What you see on the tape today is a benchmark flat, but the majority of companies are higher, headed by cyclical categories (energy, industrials, and financials), and large-cap growth has pushed the S&P 500 down, resulting in a lackluster start.
This could very well be a trip by the S&P 500 to the top of its six- to seven-week range in a maturing bull market digesting a massive move. I’m not sure this qualifies as the most likely outcome, but it’s certainly a possibility.
On roughly one-third of all trading days since mid-April, the S&P 500 has either crossed or hovered just above 4,200. The low this morning was 4,199.88. Tell me if traders and trading machines believe that level is important.
Even since April 16, when the S&P began to flatten out, the “typical stock” has outperformed. Positive overall. More stocks are rising than falling, resulting in the same conclusion. There are no free passes here, but the evidence is skewed slightly in favor of the bulls.
This sideways phase coincided with a run of phenomenal upside earnings surprises, which helped boost the 2021 consensus for S&P 500 profits to nearly $200 per share, up from $180-ish a few months ago. This has resulted in a price-earnings ratio that is very typical of the “year two” of a profit/market cycle. How low can the P/E ratio go, given the super-easy financial conditions but the looming threat of stickier inflationary trends? That is the big macro decision to be made.
The market’s leadership profile has been indecisive from day to day, frustrating tactical traders – which has helped to moderate sentiment (unusual high “neutral” responses in surveys) and flatten hedge fund positioning.
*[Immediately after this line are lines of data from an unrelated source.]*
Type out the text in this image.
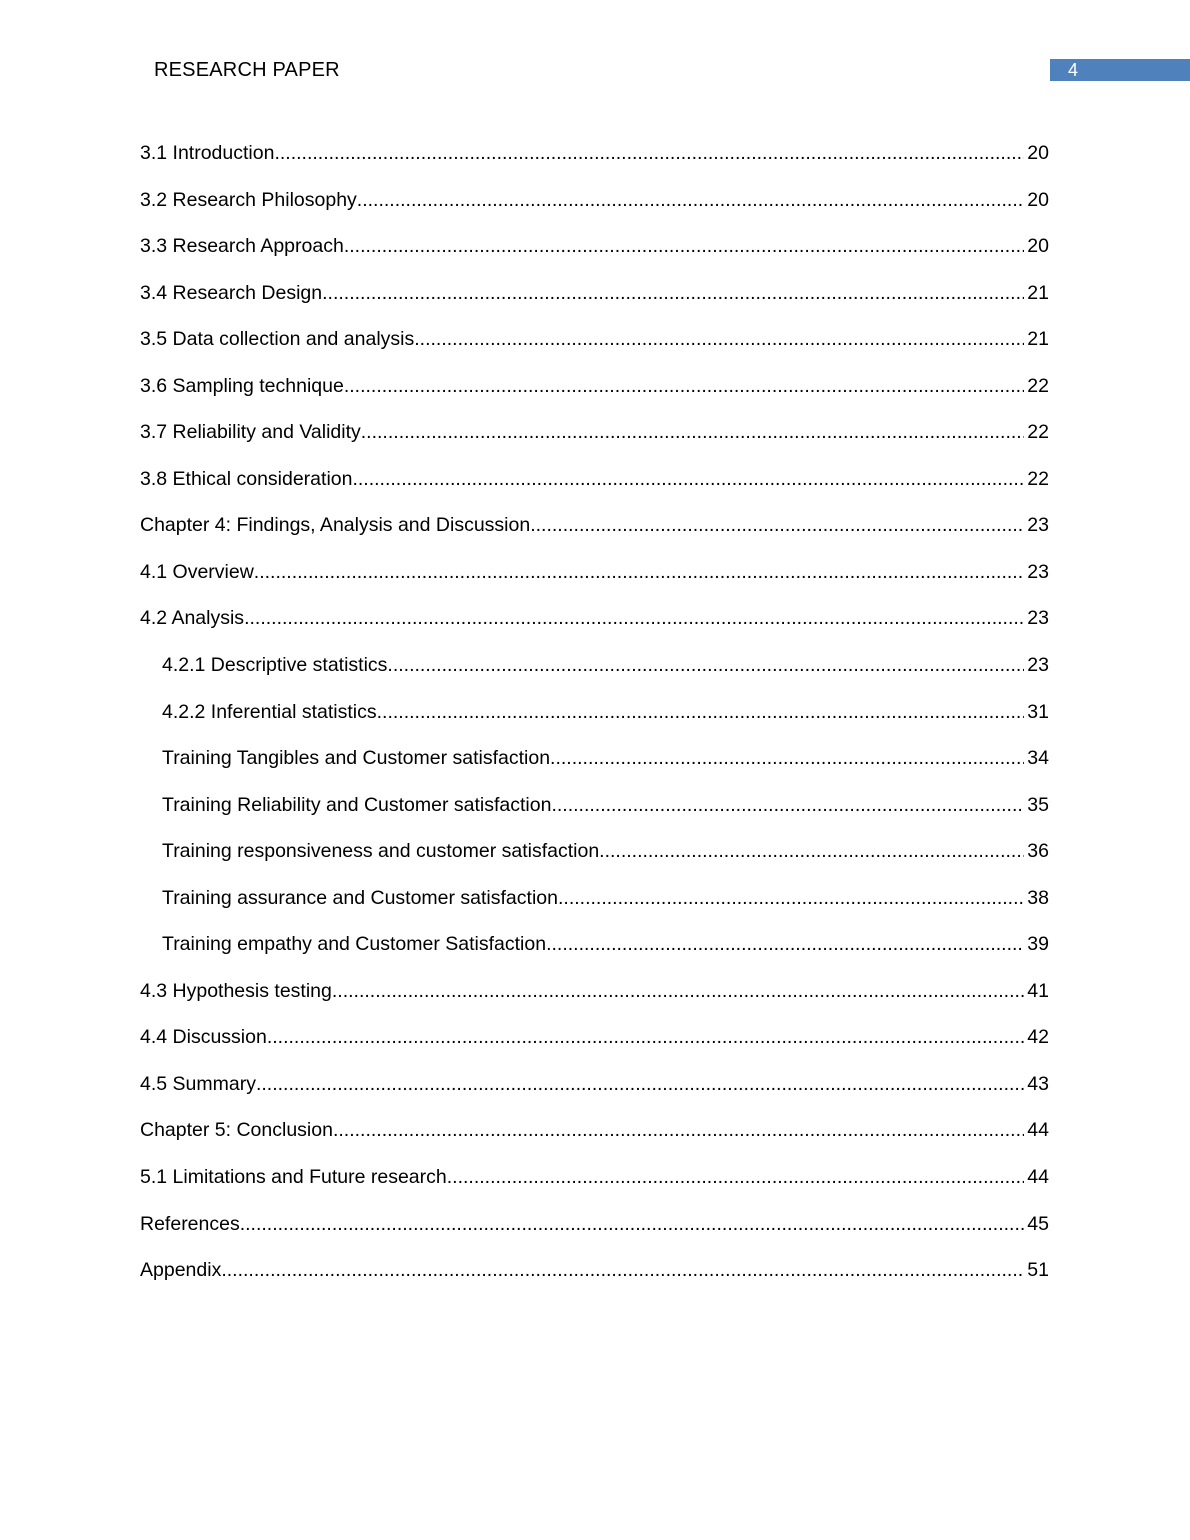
RESEARCH PAPER	4
3.1 Introduction .....	20
3.2 Research Philosophy .....	20
3.3 Research Approach .....	20
3.4 Research Design .....	21
3.5 Data collection and analysis .....	21
3.6 Sampling technique .....	22
3.7 Reliability and Validity .....	22
3.8 Ethical consideration .....	22
Chapter 4: Findings, Analysis and Discussion .....	23
4.1 Overview .....	23
4.2 Analysis .....	23
4.2.1 Descriptive statistics .....	23
4.2.2 Inferential statistics .....	31
Training Tangibles and Customer satisfaction .....	34
Training Reliability and Customer satisfaction .....	35
Training responsiveness and customer satisfaction .....	36
Training assurance and Customer satisfaction .....	38
Training empathy and Customer Satisfaction .....	39
4.3 Hypothesis testing .....	41
4.4 Discussion .....	42
4.5 Summary .....	43
Chapter 5: Conclusion .....	44
5.1 Limitations and Future research .....	44
References .....	45
Appendix .....	51
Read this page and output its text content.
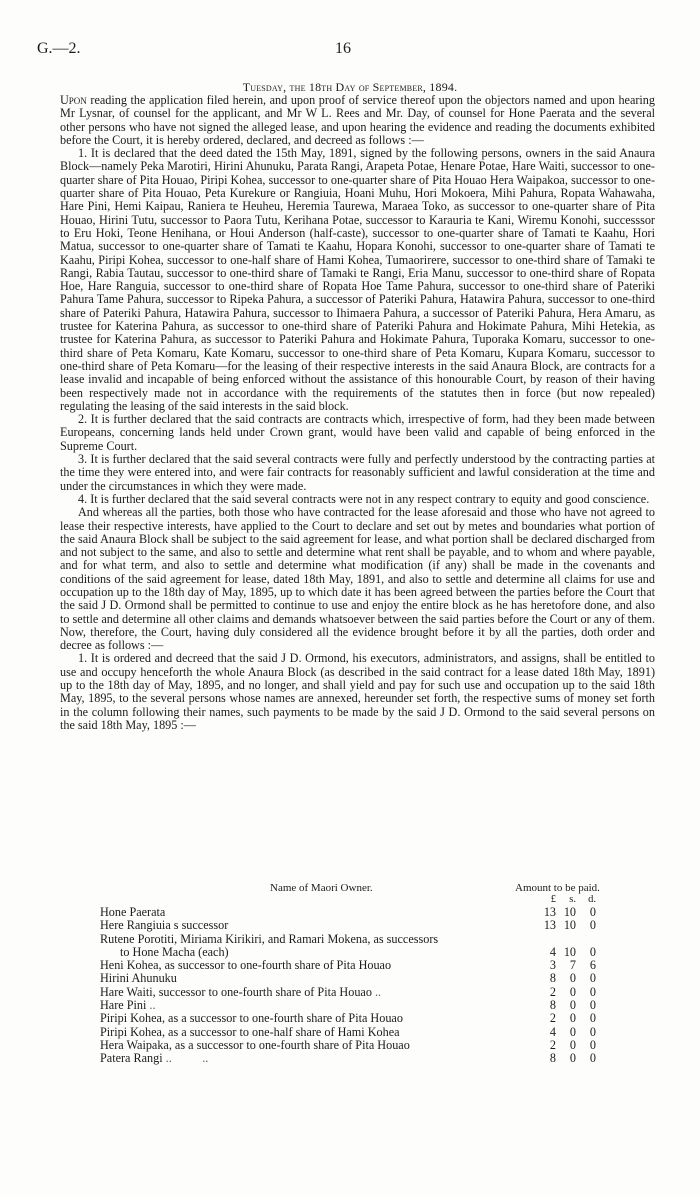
G.—2.	16
Tuesday, the 18th Day of September, 1894.

Upon reading the application filed herein, and upon proof of service thereof upon the objectors named and upon hearing Mr Lysnar, of counsel for the applicant, and Mr W L. Rees and Mr. Day, of counsel for Hone Paerata and the several other persons who have not signed the alleged lease, and upon hearing the evidence and reading the documents exhibited before the Court, it is hereby ordered, declared, and decreed as follows :—

1. It is declared that the deed dated the 15th May, 1891, signed by the following persons, owners in the said Anaura Block—namely Peka Marotiri, Hirini Ahunuku, Parata Rangi, Arapeta Potae, Henare Potae, Hare Waiti, successor to one-quarter share of Pita Houao, Piripi Kohea, successor to one-quarter share of Pita Houao Hera Waipakoa, successor to one-quarter share of Pita Houao, Peta Kurekure or Rangiuia, Hoani Muhu, Hori Mokoera, Mihi Pahura, Ropata Wahawaha, Hare Pini, Hemi Kaipau, Raniera te Heuheu, Heremia Taurewa, Maraea Toko, as successor to one-quarter share of Pita Houao, Hirini Tutu, successor to Paora Tutu, Kerihana Potae, successor to Karauria te Kani, Wiremu Konohi, successsor to Eru Hoki, Teone Henihana, or Houi Anderson (half-caste), successor to one-quarter share of Tamati te Kaahu, Hori Matua, successor to one-quarter share of Tamati te Kaahu, Hopara Konohi, successor to one-quarter share of Tamati te Kaahu, Piripi Kohea, successor to one-half share of Hami Kohea, Tumaorirere, successor to one-third share of Tamaki te Rangi, Rabia Tautau, successor to one-third share of Tamaki te Rangi, Eria Manu, successor to one-third share of Ropata Hoe, Hare Ranguia, successor to one-third share of Ropata Hoe Tame Pahura, successor to one-third share of Pateriki Pahura Tame Pahura, successor to Ripeka Pahura, a successor of Pateriki Pahura, Hatawira Pahura, successor to one-third share of Pateriki Pahura, Hatawira Pahura, successor to Ihimaera Pahura, a successor of Pateriki Pahura, Hera Amaru, as trustee for Katerina Pahura, as successor to one-third share of Pateriki Pahura and Hokimate Pahura, Mihi Hetekia, as trustee for Katerina Pahura, as successor to Pateriki Pahura and Hokimate Pahura, Tuporaka Komaru, successor to one-third share of Peta Komaru, Kate Komaru, successor to one-third share of Peta Komaru, Kupara Komaru, successor to one-third share of Peta Komaru—for the leasing of their respective interests in the said Anaura Block, are contracts for a lease invalid and incapable of being enforced without the assistance of this honourable Court, by reason of their having been respectively made not in accordance with the requirements of the statutes then in force (but now repealed) regulating the leasing of the said interests in the said block.

2. It is further declared that the said contracts are contracts which, irrespective of form, had they been made between Europeans, concerning lands held under Crown grant, would have been valid and capable of being enforced in the Supreme Court.

3. It is further declared that the said several contracts were fully and perfectly understood by the contracting parties at the time they were entered into, and were fair contracts for reasonably sufficient and lawful consideration at the time and under the circumstances in which they were made.

4. It is further declared that the said several contracts were not in any respect contrary to equity and good conscience.

And whereas all the parties, both those who have contracted for the lease aforesaid and those who have not agreed to lease their respective interests, have applied to the Court to declare and set out by metes and boundaries what portion of the said Anaura Block shall be subject to the said agreement for lease, and what portion shall be declared discharged from and not subject to the same, and also to settle and determine what rent shall be payable, and to whom and where payable, and for what term, and also to settle and determine what modification (if any) shall be made in the covenants and conditions of the said agreement for lease, dated 18th May, 1891, and also to settle and determine all claims for use and occupation up to the 18th day of May, 1895, up to which date it has been agreed between the parties before the Court that the said J D. Ormond shall be permitted to continue to use and enjoy the entire block as he has heretofore done, and also to settle and determine all other claims and demands whatsoever between the said parties before the Court or any of them. Now, therefore, the Court, having duly considered all the evidence brought before it by all the parties, doth order and decree as follows :—

1. It is ordered and decreed that the said J D. Ormond, his executors, administrators, and assigns, shall be entitled to use and occupy henceforth the whole Anaura Block (as described in the said contract for a lease dated 18th May, 1891) up to the 18th day of May, 1895, and no longer, and shall yield and pay for such use and occupation up to the said 18th May, 1895, to the several persons whose names are annexed, hereunder set forth, the respective sums of money set forth in the column following their names, such payments to be made by the said J D. Ormond to the said several persons on the said 18th May, 1895 :—

Name of Maori Owner.	Amount to be paid.
£	s.	d.
Hone Paerata	13 10	0
Here Rangiuia s successor	13 10	0
Rutene Porotiti, Miriama Kirikiri, and Ramari Mokena, as successors
to Hone Macha (each)	4 10	0
Heni Kohea, as successor to one-fourth share of Pita Houao	3	7	6
Hirini Ahunuku	8	0	0
Hare Waiti, successor to one-fourth share of Pita Houao ..	2	0	0
Hare Pini ..	8	0	0
Piripi Kohea, as a successor to one-fourth share of Pita Houao	2	0	0
Piripi Kohea, as a successor to one-half share of Hami Kohea	4	0	0
Hera Waipaka, as a successor to one-fourth share of Pita Houao	2	0	0
Patera Rangi ..          ..	8	0	0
Pure reopening stocks peaked in March, so it’s unclear how much remains, but global reflation/reopening proxies (industrials, energy, and foreign markets) are firmer.
The rebound in hypergrowth/pre-profit/ARK stocks appears to have reached a “show me” point. Double-digit percentage gains in the last few weeks, but still in downtrends and 25-30% off February highs.
The wildness of meme stocks has decisively resumed, and the broader tape does not like it. There is no solid causal statistical link, but it appears that when the AMC/GME/BB cluster is hopping, the overall market loses a little steam.
The AMC serial capital raise and social media stampede are generating an intriguing dynamic. We now have a company with a market cap three times that of its peak pre-Covid peak and twice that of its peak pre-pandemic enterprise value (including all the debt). The bull case appears to be that it will pay its back rent (hooray), reduce its debt, and roll up other distressed theaters in the hopes of maybe, just maybe, riding a movie release rebound back to some level that is still below peak attendance from a few years ago, when its stock market value was one-third of what it is today. The most recent equity issuance went to a hedge fund, which likely holds the debt and was reportedly free to sell the stock right away. The stock’s option volume is at an all-time high. It’s entertaining to watch but dangerous to play.
Despite minor benchmark gains, market breadth is quite strong today. The VIX has risen back to 18 – part of this is likely due to a mechanical post-holiday weekend rebuild of options premium, and part of it is likely due to the meme stock options frenzy filtering into broader hedging costs as dealers try to position for the swings.